The desk sergeant said he was in New Jersey chasing down a lead; after that he was heading to some fancy-schmancy party in Westchester. “Stan’s probably leaving us to start a private security company for rich people.”

“Is Labidou with him?” He was. That meant it wasn’t purely a social call.

“Emma, where are you supposed to meet Mr. and Mrs. Rose?”

She showed me the address. “Looks like we’re all going to the same garden party.”

“Okay if I join you?” J. C. asked.

“Sure. You can remind us to watch our backs.

Fifty-seven

It was a tight fit in the Jeep with me, Lucy, Emma, J. C., and Spade and Archer. One sharp turn and I could skewer a passenger.

“Someone rest your hand on that thing so it doesn’t flop around too much,” I said.

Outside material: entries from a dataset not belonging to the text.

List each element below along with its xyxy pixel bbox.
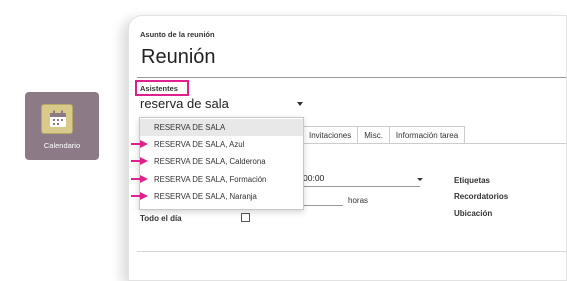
time-dropdown-icon[interactable] [417, 178, 423, 181]
dropdown-option[interactable]: RESERVA DE SALA, Naranja [140, 188, 303, 205]
dropdown-option[interactable]: RESERVA DE SALA, Calderona [140, 153, 303, 170]
calendar-icon [41, 104, 73, 134]
tags-label: Etiquetas [454, 176, 491, 185]
start-time-underline [303, 186, 420, 187]
attendees-input[interactable]: reserva de sala [140, 96, 229, 111]
duration-input[interactable] [303, 205, 343, 206]
subject-input[interactable]: Reunión [141, 46, 216, 69]
app-tile-label: Calendario [43, 141, 81, 150]
subject-label: Asunto de la reunión [140, 30, 215, 39]
tab-misc[interactable]: Misc. [357, 126, 390, 144]
tab-invitaciones[interactable]: Invitaciones [302, 126, 359, 144]
all-day-label: Todo el día [140, 214, 182, 223]
start-time-input[interactable]: 00:00 [303, 173, 324, 183]
chevron-down-icon[interactable] [297, 102, 303, 106]
dropdown-option[interactable]: RESERVA DE SALA [140, 119, 303, 136]
all-day-checkbox[interactable] [241, 213, 250, 222]
screenshot-stage: Calendario Asunto de la reunión Reunión … [0, 0, 567, 281]
attendees-label: Asistentes [140, 84, 178, 93]
calendar-app-tile[interactable]: Calendario [25, 92, 99, 160]
hours-label: horas [348, 196, 369, 205]
attendees-dropdown: RESERVA DE SALA RESERVA DE SALA, Azul RE… [139, 117, 304, 210]
subject-underline [137, 77, 566, 78]
arrow-right-icon [131, 192, 148, 200]
arrow-right-icon [131, 157, 148, 165]
arrow-right-icon [131, 140, 148, 148]
tab-informacion-tarea[interactable]: Información tarea [388, 126, 466, 144]
form-bottom-divider [137, 251, 566, 252]
dropdown-option[interactable]: RESERVA DE SALA, Formación [140, 171, 303, 188]
reminders-label: Recordatorios [454, 192, 509, 201]
location-label: Ubicación [454, 209, 493, 218]
dropdown-option[interactable]: RESERVA DE SALA, Azul [140, 136, 303, 153]
form-tabs: Invitaciones Misc. Información tarea [302, 126, 466, 144]
arrow-right-icon [131, 175, 148, 183]
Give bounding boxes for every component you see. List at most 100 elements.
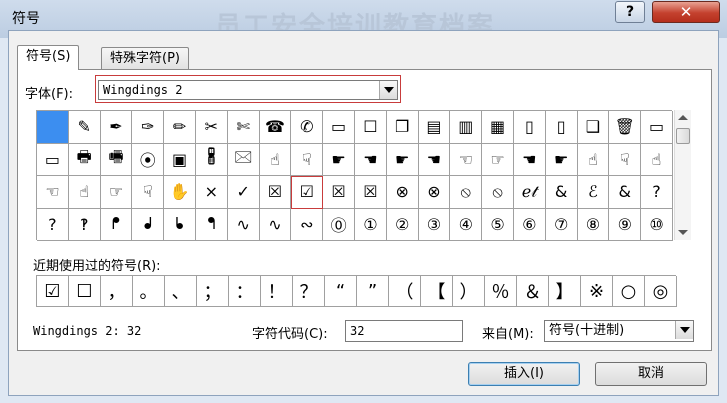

“I’ll do it,” J. C. said. “I feel naked going into a questionable situation without my iron bar anyway.” It was rare to hear from a woman who missed her weapon.

A phone rang, and three women fumbled in their bags. I stuck to the driving. The party had started without us, but with as many guests as Jean Moffitt invited I didn’t think we’d be noticed or reprimanded if we arrived fashionably late.

The phone kept ringing. It was mine. Lucy retrieved it from my bag, pushed Answer, and held it to my ear so I could keep driving.

“I just landed.”

I’d almost forgotten about Wrentham. I got off the phone and said nothing to the others but Lucy remembered that he was flying into the Westchester airport.

“Okay. We have to make a stop and we’re gonna need to make room for another passenger back there.” The airport was thirty minutes away as long as I didn’t make a wrong turn. Lucy quietly reset the GPS.

We stopped for gas and a much-needed pee break. Emma and I made an uneasy truce and positioned Spade and Archer on the roof of the Jeep while the others went to the restroom. We wedged an old fleece jacket that I kept in the car for emergencies underneath the piece to keep the noise level down and to prevent the sculpture from bending. Then we threw a tarp over the whole thing and attached it with bungee cords.